Davis-Cetina grew up in Maryland but moved to California after studying sustainable agriculture at college. After working in landscaping and gardening, she was able to secure a lease on a quarter acre of land in Sonoma, where she then farmed for a decade, selling at farmers markets and to restaurants.
It was the issue of long-term land access that fueled Davis-Cetina’s decision to move back to the East Coast in 2018. Davis-Cetina’s family had settled on the Eastern Shore, and she says farming there is surprisingly similar in some ways to farming in Sonoma.

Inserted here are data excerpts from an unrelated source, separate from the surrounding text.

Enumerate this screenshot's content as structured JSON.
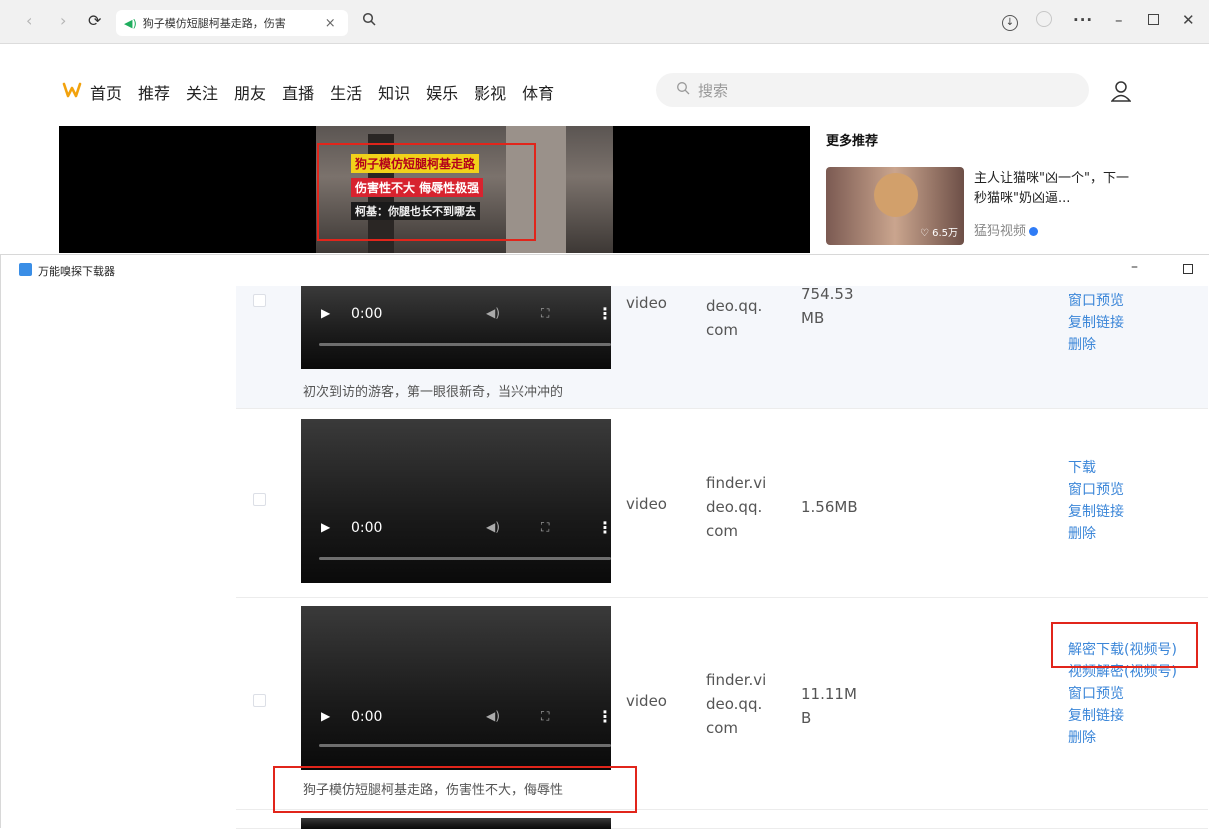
{
  "browser": {
    "tab_title": "狗子模仿短腿柯基走路，伤害",
    "tab_close": "×"
  },
  "site": {
    "nav": [
      "首页",
      "推荐",
      "关注",
      "朋友",
      "直播",
      "生活",
      "知识",
      "娱乐",
      "影视",
      "体育"
    ],
    "search_placeholder": "搜索"
  },
  "player": {
    "caption_line1": "狗子模仿短腿柯基走路",
    "caption_line2": "伤害性不大 侮辱性极强",
    "caption_line3": "柯基：你腿也长不到哪去"
  },
  "recommend": {
    "heading": "更多推荐",
    "title": "主人让猫咪\"凶一个\"，下一秒猫咪\"奶凶逼...",
    "views": "6.5万",
    "author": "猛犸视频"
  },
  "downloader": {
    "app_title": "万能嗅探下载器",
    "rows": [
      {
        "time": "0:00",
        "type": "video",
        "domain": "deo.qq.\ncom",
        "size_line1": "754.53",
        "size_line2": "MB",
        "actions": [
          "窗口预览",
          "复制链接",
          "删除"
        ],
        "description": "初次到访的游客，第一眼很新奇，当兴冲冲的"
      },
      {
        "time": "0:00",
        "type": "video",
        "domain_lines": [
          "finder.vi",
          "deo.qq.",
          "com"
        ],
        "size": "1.56MB",
        "actions": [
          "下载",
          "窗口预览",
          "复制链接",
          "删除"
        ]
      },
      {
        "time": "0:00",
        "type": "video",
        "domain_lines": [
          "finder.vi",
          "deo.qq.",
          "com"
        ],
        "size_lines": [
          "11.11M",
          "B"
        ],
        "actions": [
          "解密下载(视频号)",
          "视频解密(视频号)",
          "窗口预览",
          "复制链接",
          "删除"
        ],
        "description": "狗子模仿短腿柯基走路，伤害性不大，侮辱性"
      }
    ]
  }
}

“The climate is different, but it’s not that different as far as the length of the growing season, the amount of sunlight, those types of things,” said Davis-Cetina. “And then also the clientele that I had grown accustomed to working with out in Sonoma was very similar to the clientele on the Eastern Shore.”
Quarter Acre Farm’s Maryland location started its operations in 2019. Davis-Cetina grows certified organic vegetables, fruits and herbs. She has always farmed sustainably. “I want to leave a piece of land better than I found it,” she said.
She also realized the economic benefits of being certified organic.
“Once I had that organic label at the farmers market, it totally increased my sales. It made for a lot quicker transactions,” said Davis-Cetina. “This label that is highly regulated, it adds that level of trust that people who don’t know you or aren’t really familiar with your operation then go like, ‘Well, you must know what you’re doing.’”
In addition to selling her produce at the Easton Farmer’s Market, Davis-Cetina also sells prepared foods, including guacamole and pico de gallo made from the tomatoes grown at Quarter Acre Farm.
Davis-Cetina’s husband, a chef, helps her prepare the food and accompanies her to the market where he also cooks tacos and similar fare on-site.